O ministro brasileiro reconheceu que foi feito acordo, no governo anterior, entre Brasil e Estados Unidos para "disseminar" o etanol e que este acordo excluía os países da América do Sul. Segundo ele, o entendimento foi feito em 2006 e não teria envolvido a então ministra da Casa Civil, Dilma Rousseff.

O acordo entre Brasil e Estados Unidos, firmado em 2007 para promover o etanol, foi revelado por documento vazado pelo site WikiLeaks. O documento dizia que o Itamaraty vetara a inclusão de Bolívia e Colômbia no projeto de cooperação. "De fato, houve entendimento entre Brasil e Estados Unidos de que na América do Sul (e não só Bolívia e Colômbia) não trabalharíamos (promovendo o etanol), porque na América do Sul temos outros mecanismos de integração. E o relacionamento já feito com todos os países vizinhos dispensa essa cooperação", disse.

Patriota afirmou que, na ocasião, o entendimento era de promover o etanol em economias pequenas, como El Salvador, Guatemala, Jamaica, República Dominicana, Haiti, Senegal e Guiné-Bissau. O chanceler afirmou que a produção de etanol e biocombustíveis será abordada por Dilma em sua visita a Buenos Aires, no dia 31 de janeiro, sua primeira viagem internacional após assumir a cadeira presidencial. "Há interesse da Argentina e do Brasil, grandes produtores de etanol e de biodiesel, de intensificar essa cooperação", afirmou Patriota.

Viagens de Dilma

Segundo o chanceler, a previsão é de que a presidenta se reúna com a colega argentina, Cristina Kirchner, além de vários ministros e ONGs do país vizinho. A agenda incluiria reunião da presidente brasileira com a entidade Mães da Praça de Maio, que reúne as mães de desaparecidos políticos durante a ditadura argentina (1976-1983).

A agenda de viagens internacionais de Dilma Rousseff inclui, como confirmou Patriota, viagem no mesmo dia 31 à capital uruguaia, Montevidéu, onde jantará com o presidente uruguaio, José Mujica. A previsão é de que Dilma retorne a Brasília no mesmo dia, para acompanhar a abertura do ano legislativo, no dia seguinte.

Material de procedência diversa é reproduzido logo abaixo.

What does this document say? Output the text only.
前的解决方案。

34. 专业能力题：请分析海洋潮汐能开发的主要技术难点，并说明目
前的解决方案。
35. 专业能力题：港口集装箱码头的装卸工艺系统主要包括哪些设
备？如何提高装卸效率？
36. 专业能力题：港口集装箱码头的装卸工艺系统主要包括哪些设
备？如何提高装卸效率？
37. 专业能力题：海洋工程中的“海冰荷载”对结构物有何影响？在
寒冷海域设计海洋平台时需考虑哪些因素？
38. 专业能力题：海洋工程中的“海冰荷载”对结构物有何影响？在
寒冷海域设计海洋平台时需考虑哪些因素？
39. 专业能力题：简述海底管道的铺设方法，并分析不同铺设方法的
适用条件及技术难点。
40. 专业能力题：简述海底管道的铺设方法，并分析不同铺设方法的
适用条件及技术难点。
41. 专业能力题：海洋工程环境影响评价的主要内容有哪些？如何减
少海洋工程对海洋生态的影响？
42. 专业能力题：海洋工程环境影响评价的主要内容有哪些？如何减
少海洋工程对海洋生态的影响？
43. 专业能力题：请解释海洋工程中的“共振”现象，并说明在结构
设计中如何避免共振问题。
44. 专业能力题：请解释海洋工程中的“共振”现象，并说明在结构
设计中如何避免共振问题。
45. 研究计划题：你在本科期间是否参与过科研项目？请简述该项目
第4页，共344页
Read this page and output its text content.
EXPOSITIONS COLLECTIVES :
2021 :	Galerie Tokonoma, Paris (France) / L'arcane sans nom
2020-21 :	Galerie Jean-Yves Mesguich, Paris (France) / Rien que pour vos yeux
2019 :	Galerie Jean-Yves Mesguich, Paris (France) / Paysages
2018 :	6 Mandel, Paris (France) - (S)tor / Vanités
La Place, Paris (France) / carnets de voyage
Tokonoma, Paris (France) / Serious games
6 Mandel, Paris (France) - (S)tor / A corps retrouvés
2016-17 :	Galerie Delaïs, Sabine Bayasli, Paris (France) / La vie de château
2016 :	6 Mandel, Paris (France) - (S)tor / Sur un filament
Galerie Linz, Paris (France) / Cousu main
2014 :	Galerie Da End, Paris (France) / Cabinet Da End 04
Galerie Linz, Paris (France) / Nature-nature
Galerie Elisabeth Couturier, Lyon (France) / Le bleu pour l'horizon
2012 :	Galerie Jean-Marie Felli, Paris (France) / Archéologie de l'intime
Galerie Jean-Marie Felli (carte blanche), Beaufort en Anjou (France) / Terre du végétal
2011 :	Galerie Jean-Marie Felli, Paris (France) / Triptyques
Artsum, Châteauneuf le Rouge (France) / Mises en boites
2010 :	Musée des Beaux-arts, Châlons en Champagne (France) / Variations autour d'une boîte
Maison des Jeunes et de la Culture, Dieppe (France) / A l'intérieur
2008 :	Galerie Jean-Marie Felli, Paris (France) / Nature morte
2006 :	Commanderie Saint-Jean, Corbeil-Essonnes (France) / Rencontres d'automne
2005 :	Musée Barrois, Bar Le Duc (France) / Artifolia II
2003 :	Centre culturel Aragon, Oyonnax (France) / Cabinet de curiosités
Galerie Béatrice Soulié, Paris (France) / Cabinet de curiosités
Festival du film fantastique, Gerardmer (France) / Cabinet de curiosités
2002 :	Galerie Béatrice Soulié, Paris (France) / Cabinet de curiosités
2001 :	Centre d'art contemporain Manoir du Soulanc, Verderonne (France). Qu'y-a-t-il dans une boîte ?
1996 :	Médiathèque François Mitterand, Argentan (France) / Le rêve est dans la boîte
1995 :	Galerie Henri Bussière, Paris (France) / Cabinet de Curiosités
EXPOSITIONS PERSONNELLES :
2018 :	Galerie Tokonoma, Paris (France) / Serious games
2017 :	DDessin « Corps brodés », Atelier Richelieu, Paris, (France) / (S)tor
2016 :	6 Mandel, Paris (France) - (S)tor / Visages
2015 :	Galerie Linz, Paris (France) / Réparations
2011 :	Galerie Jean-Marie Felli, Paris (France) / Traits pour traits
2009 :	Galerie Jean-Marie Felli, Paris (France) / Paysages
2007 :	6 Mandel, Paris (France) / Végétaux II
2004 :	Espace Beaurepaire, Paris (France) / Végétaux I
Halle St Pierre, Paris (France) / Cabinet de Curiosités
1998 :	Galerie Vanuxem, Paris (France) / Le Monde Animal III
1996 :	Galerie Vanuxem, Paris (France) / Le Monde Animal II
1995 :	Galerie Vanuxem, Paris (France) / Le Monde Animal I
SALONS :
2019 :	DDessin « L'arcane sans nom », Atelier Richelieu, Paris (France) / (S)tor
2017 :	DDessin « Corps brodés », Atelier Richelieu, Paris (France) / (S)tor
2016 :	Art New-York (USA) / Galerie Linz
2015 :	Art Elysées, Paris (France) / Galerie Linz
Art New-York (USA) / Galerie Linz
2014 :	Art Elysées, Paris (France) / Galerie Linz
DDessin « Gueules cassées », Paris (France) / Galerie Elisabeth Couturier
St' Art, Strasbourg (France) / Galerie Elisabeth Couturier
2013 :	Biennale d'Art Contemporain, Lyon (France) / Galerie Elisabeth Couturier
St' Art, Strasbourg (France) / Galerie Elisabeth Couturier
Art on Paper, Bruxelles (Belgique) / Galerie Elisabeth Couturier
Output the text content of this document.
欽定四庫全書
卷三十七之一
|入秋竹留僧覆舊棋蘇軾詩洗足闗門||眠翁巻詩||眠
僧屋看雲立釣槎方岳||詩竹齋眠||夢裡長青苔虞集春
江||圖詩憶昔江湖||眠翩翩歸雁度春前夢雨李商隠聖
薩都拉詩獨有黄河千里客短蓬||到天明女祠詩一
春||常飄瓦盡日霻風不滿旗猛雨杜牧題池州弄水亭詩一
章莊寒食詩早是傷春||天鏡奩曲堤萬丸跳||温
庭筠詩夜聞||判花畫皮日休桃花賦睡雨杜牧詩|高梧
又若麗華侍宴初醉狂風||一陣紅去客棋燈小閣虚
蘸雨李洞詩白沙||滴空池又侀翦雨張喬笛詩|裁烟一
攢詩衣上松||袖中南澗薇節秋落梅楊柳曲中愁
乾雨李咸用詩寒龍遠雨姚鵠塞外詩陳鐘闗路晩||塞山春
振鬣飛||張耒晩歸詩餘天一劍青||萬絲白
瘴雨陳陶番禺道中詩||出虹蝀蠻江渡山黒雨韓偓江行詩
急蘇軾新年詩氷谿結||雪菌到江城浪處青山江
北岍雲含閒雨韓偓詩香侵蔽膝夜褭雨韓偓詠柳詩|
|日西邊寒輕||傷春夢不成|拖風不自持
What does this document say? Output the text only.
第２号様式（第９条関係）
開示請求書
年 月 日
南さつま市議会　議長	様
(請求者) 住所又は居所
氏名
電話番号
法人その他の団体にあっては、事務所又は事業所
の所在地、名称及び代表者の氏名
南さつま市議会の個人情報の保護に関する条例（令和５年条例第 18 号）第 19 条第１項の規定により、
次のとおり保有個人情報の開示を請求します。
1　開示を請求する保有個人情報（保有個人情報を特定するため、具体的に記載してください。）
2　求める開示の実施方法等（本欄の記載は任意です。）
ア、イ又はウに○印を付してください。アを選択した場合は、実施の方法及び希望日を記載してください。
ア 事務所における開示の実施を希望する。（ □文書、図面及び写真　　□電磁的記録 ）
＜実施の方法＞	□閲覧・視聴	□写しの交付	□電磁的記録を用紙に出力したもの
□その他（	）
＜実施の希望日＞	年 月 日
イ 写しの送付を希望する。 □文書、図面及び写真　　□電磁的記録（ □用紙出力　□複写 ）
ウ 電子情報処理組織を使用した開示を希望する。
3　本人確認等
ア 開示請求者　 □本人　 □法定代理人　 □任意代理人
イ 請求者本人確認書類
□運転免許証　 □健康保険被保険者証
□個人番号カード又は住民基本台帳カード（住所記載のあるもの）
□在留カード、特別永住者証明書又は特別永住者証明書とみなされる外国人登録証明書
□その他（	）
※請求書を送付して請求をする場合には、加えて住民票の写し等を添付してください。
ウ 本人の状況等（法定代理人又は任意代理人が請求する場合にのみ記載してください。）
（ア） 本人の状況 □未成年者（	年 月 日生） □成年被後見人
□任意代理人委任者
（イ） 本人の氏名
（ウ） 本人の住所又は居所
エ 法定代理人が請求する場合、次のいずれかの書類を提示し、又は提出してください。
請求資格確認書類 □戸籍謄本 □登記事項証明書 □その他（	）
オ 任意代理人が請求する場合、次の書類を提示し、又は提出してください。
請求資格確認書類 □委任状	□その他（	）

Em 16 de fevereiro ela estará em Lima, Peru, para a reunião entre países árabes e da América do Sul. Está sendo avaliada a possibilidade de a presidente visitar o Paraguai no dia 26 de março, para as comemorações dos 20 anos do Mercosul.

A presidenta já confirmou presença na China, em 13 de abril, para uma reunião bilateral e para participar do encontro do grupo BRIC (Brasil, Rússia, Índia e China). Ainda não foi definida a data da viagem para os Estados Unidos que, segundo Patriota, ocorrerá depois da viagem a Pequim.